Überblick für Lehrkräfte
„Das ist unfair!” — einer der häufigsten Sätze im Schulalltag. Aber was ist eigentlich „fair”? Dieses Material zeigt, dass Gerechtigkeit komplizierter ist, als sie auf den ersten Blick aussieht — und dass verschiedene Vorstellungen von Fairness gleichzeitig berechtigt sein können.
Didaktischer Ansatz
Kein „So ist es richtig”, sondern: Verschiedene Perspektiven kennenlernen, Spannungen aushalten, eigene Position entwickeln. Das Material ist bewusst unbequem — für alle politischen Richtungen.
Aufgabenstruktur
Aufgabe 1: Das Konzert-Dilemma
Drei Personen stehen hinter einem Zaun und versuchen, ein Konzert zu sehen:
- Person A ist 1,90 m gross
- Person B ist 1,60 m gross
- Person C sitzt im Rollstuhl
Du hast drei Kisten zum Draufstellen.
Gleichbehandlung: Jeder bekommt eine Kiste. → A sieht super, B gerade so, C gar nicht. Bedarfsgerechtigkeit: C bekommt zwei Kisten, B eine, A keine. → Alle sehen gleich gut. Systemische Lösung: Den Zaun durch einen Drahtzaun ersetzen. → Alle sehen, keine Kisten nötig.
Fragen:
- Welche Lösung ist „am gerechtesten”? Warum?

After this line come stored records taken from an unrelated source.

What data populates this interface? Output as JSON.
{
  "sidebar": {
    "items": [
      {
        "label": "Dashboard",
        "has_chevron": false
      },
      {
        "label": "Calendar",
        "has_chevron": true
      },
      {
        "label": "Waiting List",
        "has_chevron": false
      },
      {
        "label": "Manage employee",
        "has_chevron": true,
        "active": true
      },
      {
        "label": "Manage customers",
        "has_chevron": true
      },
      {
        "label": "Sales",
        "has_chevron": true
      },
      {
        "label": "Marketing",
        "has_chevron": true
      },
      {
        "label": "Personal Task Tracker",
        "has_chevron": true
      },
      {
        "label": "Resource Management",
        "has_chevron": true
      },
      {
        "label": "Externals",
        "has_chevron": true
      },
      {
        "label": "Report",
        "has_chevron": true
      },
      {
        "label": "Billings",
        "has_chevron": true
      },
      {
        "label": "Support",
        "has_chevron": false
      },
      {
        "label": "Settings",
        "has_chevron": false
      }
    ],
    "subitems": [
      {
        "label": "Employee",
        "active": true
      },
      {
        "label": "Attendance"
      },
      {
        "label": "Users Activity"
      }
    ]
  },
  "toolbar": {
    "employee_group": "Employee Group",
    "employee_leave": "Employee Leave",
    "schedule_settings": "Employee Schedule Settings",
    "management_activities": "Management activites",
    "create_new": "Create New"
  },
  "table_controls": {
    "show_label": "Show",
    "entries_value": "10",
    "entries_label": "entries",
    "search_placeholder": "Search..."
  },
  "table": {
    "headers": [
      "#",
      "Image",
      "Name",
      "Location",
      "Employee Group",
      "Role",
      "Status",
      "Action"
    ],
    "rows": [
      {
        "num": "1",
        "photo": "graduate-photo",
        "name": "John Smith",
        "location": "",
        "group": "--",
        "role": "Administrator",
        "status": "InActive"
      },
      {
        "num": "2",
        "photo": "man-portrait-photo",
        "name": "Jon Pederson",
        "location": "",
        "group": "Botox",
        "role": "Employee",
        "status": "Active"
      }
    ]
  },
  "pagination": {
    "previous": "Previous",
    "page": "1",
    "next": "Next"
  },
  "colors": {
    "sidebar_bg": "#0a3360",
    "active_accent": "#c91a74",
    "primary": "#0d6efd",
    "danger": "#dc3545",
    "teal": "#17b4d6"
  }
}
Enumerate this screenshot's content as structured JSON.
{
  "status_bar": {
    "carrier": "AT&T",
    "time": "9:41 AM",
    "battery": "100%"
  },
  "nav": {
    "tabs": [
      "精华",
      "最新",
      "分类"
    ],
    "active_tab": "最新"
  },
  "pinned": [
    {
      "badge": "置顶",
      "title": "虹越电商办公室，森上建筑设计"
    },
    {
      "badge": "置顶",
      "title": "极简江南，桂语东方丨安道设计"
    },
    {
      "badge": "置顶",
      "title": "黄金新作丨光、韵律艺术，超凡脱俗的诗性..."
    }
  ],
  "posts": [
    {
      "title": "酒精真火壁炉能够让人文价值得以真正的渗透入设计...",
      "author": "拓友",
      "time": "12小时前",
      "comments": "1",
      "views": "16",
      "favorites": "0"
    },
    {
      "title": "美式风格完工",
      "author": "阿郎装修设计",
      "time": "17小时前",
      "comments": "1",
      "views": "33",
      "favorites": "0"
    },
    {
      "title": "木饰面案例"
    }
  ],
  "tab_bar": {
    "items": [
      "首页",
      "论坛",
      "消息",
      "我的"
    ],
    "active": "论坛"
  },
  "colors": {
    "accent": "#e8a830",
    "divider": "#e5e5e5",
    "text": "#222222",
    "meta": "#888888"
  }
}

- Ist es ungerecht gegenüber A, keine Kiste zu bekommen?
- Was ist der „Zaun” in der echten Welt?
Aufgabe 2: Der Rawls-Test — Was wäre, wenn du nicht wüsstest, wer du bist?
Der Philosoph John Rawls fragte: Stell dir vor, du entwirfst eine Gesellschaft, aber du weisst nicht, welche Position du darin einnehmen wirst. Du könntest reich oder arm sein, gesund oder krank, Mann oder Frau, aus der Mehrheit oder einer Minderheit.
Die Aufgabe: Entwirf 5 Regeln für diese Gesellschaft. Aber bedenke: Du weisst nicht, ob du auf der Gewinner- oder Verliererseite landest.
Reflexion: Wie unterscheiden sich deine Regeln von den Regeln, die du machen würdest, wenn du wüsstest, dass du privilegiert bist?
Aufgabe 3: Leistung und Verdienst — Die Meritokratie-Falle
„Wer hart arbeitet, hat Erfolg” — stimmt das?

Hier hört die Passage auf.